Is my Zodiac sign eerily correct? Yes. Is that who I am? If so, then I am the same person as a twelfth of the world. They took twelve individuals and cloned them billions of times. That sounds legit.

Do I have certain personality traits? Yes. Do I exhibit them all of the time? No. Everyday I am a new person. I am a different person. Maybe I have a Multiple Personality Disorder and I really am a different person every day! Although some could argue this case, I'm inclined to go with: uh, no.

Is who I am dependent on what I do? God, I hope not! That would mean that I am literally a couch potato. Has anyone ever put a potato on a couch and left it there? Really, where did this expression come from? Digression over.

I am what I eat? Part cow, chicken, potato, and creamed spinach. Without turning this into a discussion about my incredibly weird and horrible diet, I would have to say that makes me a possible Frankenstinian experiment on Veggietales.

What about the facts? My name. My birthdate. My address. Eye color. Hair color. Weight. Height.

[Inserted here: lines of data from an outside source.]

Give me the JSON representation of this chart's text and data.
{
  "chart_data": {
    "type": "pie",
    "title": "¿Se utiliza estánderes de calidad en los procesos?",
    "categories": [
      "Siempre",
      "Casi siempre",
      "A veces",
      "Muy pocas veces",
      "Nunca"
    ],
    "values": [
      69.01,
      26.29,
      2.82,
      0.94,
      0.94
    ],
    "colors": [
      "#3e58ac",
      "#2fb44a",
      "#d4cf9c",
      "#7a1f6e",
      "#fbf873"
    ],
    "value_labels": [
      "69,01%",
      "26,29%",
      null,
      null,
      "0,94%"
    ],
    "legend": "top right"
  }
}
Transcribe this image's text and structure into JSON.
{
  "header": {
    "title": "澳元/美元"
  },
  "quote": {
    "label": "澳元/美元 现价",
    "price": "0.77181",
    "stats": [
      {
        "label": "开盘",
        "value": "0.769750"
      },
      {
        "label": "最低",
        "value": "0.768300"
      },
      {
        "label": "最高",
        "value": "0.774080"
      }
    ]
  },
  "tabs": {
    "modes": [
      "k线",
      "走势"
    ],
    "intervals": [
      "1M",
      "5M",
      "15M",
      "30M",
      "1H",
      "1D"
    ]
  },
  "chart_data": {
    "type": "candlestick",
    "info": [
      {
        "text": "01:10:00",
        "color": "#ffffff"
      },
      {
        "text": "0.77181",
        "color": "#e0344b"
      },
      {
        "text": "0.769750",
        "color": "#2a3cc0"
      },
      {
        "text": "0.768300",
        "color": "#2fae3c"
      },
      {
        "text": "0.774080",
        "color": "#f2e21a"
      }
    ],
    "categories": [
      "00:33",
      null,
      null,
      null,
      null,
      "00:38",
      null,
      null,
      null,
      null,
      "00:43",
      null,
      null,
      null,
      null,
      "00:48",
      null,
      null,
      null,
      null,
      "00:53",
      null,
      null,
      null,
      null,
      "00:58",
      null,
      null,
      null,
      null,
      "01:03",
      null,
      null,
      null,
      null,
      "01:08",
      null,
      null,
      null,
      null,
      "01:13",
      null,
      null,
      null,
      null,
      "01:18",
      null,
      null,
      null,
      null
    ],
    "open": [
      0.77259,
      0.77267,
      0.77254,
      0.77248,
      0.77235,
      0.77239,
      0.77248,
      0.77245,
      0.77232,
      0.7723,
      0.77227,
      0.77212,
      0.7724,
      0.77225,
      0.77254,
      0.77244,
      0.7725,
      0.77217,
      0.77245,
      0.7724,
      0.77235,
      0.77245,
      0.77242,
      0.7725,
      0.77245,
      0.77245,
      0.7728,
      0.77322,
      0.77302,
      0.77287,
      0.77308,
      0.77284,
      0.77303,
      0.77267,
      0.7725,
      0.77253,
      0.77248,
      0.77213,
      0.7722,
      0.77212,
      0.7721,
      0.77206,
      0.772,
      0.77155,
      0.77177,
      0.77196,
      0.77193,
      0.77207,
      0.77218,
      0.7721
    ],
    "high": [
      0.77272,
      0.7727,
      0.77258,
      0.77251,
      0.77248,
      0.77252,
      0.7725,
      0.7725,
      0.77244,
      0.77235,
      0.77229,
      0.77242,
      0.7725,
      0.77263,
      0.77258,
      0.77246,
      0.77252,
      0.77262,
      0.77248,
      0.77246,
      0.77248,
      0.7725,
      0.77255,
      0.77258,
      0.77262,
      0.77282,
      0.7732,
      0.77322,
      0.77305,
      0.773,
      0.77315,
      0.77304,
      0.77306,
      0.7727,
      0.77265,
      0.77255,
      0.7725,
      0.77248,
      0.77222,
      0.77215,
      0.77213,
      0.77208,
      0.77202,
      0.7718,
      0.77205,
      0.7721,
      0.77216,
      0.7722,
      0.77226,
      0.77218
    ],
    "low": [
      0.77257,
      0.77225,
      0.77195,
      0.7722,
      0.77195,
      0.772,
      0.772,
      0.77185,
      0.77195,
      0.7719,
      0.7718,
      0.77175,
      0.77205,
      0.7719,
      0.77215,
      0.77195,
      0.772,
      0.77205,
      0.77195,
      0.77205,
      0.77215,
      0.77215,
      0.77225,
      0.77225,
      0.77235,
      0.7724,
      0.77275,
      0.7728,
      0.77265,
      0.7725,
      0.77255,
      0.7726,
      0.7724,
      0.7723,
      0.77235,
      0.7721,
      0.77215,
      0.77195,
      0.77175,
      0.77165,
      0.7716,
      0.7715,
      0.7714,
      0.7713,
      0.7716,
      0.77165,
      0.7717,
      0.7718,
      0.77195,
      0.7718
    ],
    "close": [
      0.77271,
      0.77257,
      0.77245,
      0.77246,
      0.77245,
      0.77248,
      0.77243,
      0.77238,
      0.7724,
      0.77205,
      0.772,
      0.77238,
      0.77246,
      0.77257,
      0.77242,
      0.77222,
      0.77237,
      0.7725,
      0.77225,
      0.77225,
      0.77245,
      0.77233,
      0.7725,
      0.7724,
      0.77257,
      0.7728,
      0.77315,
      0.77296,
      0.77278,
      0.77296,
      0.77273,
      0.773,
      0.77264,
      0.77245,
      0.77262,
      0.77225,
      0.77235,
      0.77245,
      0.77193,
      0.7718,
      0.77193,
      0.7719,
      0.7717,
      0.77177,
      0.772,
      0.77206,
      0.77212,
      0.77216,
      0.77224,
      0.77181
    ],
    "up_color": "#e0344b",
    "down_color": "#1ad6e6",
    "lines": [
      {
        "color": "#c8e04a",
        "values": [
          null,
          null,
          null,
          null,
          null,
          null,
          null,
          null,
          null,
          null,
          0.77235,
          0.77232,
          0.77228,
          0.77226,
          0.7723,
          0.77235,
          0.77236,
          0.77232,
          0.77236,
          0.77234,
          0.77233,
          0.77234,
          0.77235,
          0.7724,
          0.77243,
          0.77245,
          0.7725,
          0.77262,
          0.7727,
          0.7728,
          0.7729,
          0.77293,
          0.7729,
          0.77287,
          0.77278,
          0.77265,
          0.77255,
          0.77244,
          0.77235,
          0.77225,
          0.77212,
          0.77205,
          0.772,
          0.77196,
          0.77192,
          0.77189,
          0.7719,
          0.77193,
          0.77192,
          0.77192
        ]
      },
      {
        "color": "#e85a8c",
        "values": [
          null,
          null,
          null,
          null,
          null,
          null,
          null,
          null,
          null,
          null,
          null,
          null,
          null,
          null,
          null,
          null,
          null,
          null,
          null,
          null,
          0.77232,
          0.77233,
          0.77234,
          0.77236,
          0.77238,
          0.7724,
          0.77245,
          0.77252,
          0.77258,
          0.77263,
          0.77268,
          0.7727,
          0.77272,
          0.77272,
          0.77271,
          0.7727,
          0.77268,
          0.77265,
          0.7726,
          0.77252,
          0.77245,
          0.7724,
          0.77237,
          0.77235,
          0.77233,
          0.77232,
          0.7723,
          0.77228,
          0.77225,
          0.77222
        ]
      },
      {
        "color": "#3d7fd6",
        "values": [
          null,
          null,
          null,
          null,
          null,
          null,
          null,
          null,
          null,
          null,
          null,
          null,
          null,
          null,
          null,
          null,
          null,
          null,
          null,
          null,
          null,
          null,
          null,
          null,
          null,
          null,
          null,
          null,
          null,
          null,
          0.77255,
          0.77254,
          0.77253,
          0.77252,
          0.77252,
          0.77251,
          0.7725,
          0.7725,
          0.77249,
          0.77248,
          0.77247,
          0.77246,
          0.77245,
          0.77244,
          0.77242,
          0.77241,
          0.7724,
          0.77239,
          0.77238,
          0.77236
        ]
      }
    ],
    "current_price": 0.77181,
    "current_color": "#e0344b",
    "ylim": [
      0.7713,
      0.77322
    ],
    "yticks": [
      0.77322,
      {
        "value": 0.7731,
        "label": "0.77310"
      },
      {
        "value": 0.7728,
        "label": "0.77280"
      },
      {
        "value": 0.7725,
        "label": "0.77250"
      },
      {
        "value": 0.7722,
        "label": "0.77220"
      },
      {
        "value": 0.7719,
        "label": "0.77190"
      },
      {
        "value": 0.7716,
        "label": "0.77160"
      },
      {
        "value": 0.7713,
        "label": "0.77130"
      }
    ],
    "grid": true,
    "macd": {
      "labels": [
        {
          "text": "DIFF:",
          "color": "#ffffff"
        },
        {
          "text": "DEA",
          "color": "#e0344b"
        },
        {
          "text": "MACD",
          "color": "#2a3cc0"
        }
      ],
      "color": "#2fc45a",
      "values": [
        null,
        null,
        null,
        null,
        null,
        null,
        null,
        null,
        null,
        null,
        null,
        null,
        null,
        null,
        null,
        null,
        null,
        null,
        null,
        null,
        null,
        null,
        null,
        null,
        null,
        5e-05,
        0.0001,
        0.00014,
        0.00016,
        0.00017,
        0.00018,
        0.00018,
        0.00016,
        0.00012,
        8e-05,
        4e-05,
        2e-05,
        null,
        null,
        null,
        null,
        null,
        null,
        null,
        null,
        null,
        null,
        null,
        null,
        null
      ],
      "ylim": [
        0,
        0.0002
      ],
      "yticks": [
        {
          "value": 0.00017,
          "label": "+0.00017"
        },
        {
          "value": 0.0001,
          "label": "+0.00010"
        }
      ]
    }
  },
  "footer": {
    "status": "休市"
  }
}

I am a non-smoker, social drinker who lives with family, is currently unemployed, and as far as anyone knows, single. Is this who I am? Yes... and no.

I think Margaret Mead put it best: "Always remember that you are absolutely unique. Just like everyone else."

I am a human being. I share the same emotions, thoughts, worries, and dreams as everyone else. What makes me unique is how I choose to express those things. Is it always in the same way? No. Do you ALWAYS cry when you are sad? Do you ONLY think positive thoughts? Is one dream ENOUGH for you?

Who am I? I am me. And that is the most honest answer I can give you.